Companies like Salesforce have an incredible amount of brand equity.

The more people trust them, the more they're willing to accept in implementation duration and use case coverage.

Salesforce is so incredibly trusted in the industry that companies will adopt it org-wide... even if they don't fully understand all the modules they are purchasing.

But new startups have almost zero brand equity (or "brand trust" to make it simpler).

Founders sometimes get confused because they are able to convince people in their network to adopt their large platforms.

"I just sold a six figure deal the other day! Why can't my sales people do this?"

The reason this "founder-led sales" works is because those customers DO trust the founder.

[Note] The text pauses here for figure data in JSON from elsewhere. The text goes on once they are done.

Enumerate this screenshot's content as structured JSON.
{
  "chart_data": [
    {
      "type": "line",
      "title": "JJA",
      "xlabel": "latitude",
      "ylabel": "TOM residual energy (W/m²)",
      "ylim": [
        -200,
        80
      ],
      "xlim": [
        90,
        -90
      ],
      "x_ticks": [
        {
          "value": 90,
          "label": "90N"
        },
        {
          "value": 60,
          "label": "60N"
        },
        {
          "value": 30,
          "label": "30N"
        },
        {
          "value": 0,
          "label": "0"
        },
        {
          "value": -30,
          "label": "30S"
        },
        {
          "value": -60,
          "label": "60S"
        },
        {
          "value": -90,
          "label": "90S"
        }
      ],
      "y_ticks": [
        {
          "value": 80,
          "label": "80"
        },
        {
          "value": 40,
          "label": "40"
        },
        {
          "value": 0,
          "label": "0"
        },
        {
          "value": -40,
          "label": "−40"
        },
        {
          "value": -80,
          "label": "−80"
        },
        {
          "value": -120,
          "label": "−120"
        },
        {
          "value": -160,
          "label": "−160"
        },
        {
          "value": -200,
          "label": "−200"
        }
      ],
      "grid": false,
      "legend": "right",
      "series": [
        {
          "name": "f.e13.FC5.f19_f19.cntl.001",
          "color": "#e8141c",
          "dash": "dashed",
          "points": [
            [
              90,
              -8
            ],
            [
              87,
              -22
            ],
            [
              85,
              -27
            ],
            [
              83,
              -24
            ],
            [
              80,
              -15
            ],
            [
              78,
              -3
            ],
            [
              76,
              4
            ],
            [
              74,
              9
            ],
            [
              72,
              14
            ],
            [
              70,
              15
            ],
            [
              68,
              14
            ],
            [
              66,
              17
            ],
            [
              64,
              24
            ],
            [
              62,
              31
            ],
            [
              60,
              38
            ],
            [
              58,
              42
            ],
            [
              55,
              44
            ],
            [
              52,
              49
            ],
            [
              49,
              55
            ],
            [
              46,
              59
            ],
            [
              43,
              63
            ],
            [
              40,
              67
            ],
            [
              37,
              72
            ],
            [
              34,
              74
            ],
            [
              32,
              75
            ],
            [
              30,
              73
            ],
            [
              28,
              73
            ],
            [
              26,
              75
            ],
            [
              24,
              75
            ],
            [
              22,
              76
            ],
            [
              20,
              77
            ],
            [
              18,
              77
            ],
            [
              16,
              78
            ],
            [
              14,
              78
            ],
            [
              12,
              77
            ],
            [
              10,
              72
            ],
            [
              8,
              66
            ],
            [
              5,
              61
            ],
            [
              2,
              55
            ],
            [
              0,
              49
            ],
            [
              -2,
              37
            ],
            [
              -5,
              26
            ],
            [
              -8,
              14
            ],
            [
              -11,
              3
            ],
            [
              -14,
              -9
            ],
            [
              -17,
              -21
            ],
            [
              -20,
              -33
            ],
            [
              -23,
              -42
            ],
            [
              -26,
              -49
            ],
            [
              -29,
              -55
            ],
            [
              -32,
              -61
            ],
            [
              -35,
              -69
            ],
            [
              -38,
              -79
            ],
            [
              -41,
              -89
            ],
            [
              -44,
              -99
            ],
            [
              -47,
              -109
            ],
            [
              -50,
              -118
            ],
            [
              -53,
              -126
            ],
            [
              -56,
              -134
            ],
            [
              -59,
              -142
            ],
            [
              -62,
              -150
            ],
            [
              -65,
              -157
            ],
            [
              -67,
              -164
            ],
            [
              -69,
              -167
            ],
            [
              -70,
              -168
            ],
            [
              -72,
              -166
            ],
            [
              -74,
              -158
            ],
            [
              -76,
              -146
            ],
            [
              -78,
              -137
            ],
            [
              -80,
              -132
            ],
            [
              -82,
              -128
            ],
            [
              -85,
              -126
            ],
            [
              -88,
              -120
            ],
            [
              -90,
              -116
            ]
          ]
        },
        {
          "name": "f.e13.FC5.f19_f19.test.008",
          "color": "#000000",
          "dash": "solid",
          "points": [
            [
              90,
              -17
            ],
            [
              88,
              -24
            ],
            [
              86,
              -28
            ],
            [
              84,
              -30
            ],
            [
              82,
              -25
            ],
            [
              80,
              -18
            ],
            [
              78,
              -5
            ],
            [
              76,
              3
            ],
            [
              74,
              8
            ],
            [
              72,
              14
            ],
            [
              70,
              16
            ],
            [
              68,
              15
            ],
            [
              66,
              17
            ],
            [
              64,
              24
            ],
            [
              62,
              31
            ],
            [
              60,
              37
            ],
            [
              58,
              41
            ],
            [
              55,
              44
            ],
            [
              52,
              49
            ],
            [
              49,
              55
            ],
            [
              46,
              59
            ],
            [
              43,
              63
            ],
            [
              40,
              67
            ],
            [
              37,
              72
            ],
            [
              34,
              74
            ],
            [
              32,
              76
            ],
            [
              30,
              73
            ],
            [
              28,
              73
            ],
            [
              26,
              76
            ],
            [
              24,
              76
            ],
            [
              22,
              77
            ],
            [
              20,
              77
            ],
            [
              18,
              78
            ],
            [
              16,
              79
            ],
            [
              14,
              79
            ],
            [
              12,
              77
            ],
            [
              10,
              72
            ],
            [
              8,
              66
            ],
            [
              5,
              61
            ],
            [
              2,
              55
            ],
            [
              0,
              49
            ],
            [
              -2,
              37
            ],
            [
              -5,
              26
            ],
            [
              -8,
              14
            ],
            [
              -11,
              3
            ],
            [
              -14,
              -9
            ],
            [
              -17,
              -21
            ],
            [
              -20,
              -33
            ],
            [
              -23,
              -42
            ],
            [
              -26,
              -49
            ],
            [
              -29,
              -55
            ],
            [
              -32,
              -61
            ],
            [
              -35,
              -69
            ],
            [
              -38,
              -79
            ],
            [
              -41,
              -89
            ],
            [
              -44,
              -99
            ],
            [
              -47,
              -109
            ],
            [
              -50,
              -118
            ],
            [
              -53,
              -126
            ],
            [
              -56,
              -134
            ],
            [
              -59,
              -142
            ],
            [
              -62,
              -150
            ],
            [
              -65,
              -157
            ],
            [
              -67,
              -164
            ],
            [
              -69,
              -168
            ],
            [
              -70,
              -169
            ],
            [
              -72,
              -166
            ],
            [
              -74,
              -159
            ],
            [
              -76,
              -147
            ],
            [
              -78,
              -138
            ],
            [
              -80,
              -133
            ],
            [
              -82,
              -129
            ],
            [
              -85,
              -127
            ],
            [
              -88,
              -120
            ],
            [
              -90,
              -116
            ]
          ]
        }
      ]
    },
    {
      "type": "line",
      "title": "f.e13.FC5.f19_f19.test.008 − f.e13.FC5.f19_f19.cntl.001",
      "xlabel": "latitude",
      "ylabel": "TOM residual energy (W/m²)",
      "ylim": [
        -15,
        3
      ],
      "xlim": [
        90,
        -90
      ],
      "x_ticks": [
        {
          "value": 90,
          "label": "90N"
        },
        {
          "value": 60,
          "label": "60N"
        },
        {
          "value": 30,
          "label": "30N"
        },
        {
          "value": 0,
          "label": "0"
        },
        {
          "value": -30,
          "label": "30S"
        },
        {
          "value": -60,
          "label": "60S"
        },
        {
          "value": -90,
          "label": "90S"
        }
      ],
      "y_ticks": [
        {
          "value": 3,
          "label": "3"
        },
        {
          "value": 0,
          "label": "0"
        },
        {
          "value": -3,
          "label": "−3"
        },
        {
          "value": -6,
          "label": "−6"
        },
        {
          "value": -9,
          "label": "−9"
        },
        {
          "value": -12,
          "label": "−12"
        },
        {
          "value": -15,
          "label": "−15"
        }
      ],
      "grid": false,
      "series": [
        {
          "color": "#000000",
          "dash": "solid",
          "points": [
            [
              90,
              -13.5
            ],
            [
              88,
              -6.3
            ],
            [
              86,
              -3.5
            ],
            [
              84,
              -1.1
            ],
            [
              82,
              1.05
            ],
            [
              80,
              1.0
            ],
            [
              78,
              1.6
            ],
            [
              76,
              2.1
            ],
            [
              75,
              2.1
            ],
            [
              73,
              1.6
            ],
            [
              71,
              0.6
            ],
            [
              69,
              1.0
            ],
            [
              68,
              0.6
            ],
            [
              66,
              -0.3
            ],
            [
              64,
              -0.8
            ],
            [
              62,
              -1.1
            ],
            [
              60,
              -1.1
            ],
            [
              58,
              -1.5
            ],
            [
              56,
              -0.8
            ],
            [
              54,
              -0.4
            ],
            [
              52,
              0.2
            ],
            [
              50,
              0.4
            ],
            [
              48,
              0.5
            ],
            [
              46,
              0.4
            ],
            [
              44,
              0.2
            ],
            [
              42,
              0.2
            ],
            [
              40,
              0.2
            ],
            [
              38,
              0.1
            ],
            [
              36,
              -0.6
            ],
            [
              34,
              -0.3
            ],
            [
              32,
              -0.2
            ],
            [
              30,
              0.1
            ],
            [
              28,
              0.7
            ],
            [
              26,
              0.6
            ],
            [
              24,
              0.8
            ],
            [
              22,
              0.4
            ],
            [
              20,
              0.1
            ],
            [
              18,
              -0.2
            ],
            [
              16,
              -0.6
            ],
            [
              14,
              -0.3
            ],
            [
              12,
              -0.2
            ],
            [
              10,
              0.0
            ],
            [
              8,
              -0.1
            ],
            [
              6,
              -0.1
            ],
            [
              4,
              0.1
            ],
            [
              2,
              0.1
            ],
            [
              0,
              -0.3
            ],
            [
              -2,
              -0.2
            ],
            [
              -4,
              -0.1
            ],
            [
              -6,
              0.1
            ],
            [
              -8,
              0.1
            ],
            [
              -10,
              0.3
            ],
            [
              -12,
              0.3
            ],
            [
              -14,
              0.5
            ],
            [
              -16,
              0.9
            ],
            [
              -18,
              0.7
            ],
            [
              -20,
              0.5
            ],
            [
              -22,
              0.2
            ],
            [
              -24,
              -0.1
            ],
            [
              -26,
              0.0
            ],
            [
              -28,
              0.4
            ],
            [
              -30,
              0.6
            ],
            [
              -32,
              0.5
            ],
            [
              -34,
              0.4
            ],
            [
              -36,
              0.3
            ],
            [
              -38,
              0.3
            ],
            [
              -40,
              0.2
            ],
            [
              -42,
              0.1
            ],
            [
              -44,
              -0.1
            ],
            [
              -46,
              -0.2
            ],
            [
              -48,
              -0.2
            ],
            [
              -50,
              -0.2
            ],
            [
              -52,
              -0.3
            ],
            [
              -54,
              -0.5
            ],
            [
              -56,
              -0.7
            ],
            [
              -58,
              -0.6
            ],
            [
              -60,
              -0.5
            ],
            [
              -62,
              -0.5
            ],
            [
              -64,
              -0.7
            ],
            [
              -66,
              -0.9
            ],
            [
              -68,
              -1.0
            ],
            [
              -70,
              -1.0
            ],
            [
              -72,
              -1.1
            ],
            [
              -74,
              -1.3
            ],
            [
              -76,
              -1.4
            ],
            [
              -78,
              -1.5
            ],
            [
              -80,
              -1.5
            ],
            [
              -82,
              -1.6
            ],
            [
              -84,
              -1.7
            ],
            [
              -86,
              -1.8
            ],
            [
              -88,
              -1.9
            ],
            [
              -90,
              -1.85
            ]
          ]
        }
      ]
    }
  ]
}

They know them personally and their trust allows them to adopt the platform — even if it's huge.

(To them, the founder HAS "brand equity.")

But the moment you go beyond the founder's network, you're in a low trust/low brand equity environment.

Which means your size no longer becomes an asset but instead becomes a liability.

This is the fundamental reason why you can't copy the marketing strategy of highly successful companies.

If you base your very small, unknown company's website copy, ads, etc. off a company with massive brand equity...

...you're going to find it does not work.

The reason companies like Salesforce can write absolute nonsense like this...

"Our deeply unified platform brings together apps, data, agents, and metadata to drive customer and employee success"

...is because they already have the trust. Marketing for them now largely plays the role of saying, "hey don't forget we exist!"

But for you, unknown company, you have to create an incredibly sharp positioning strategy to BUILD that trust.

And it might involve temporarily shrinking the size of your product in the minds of your customers.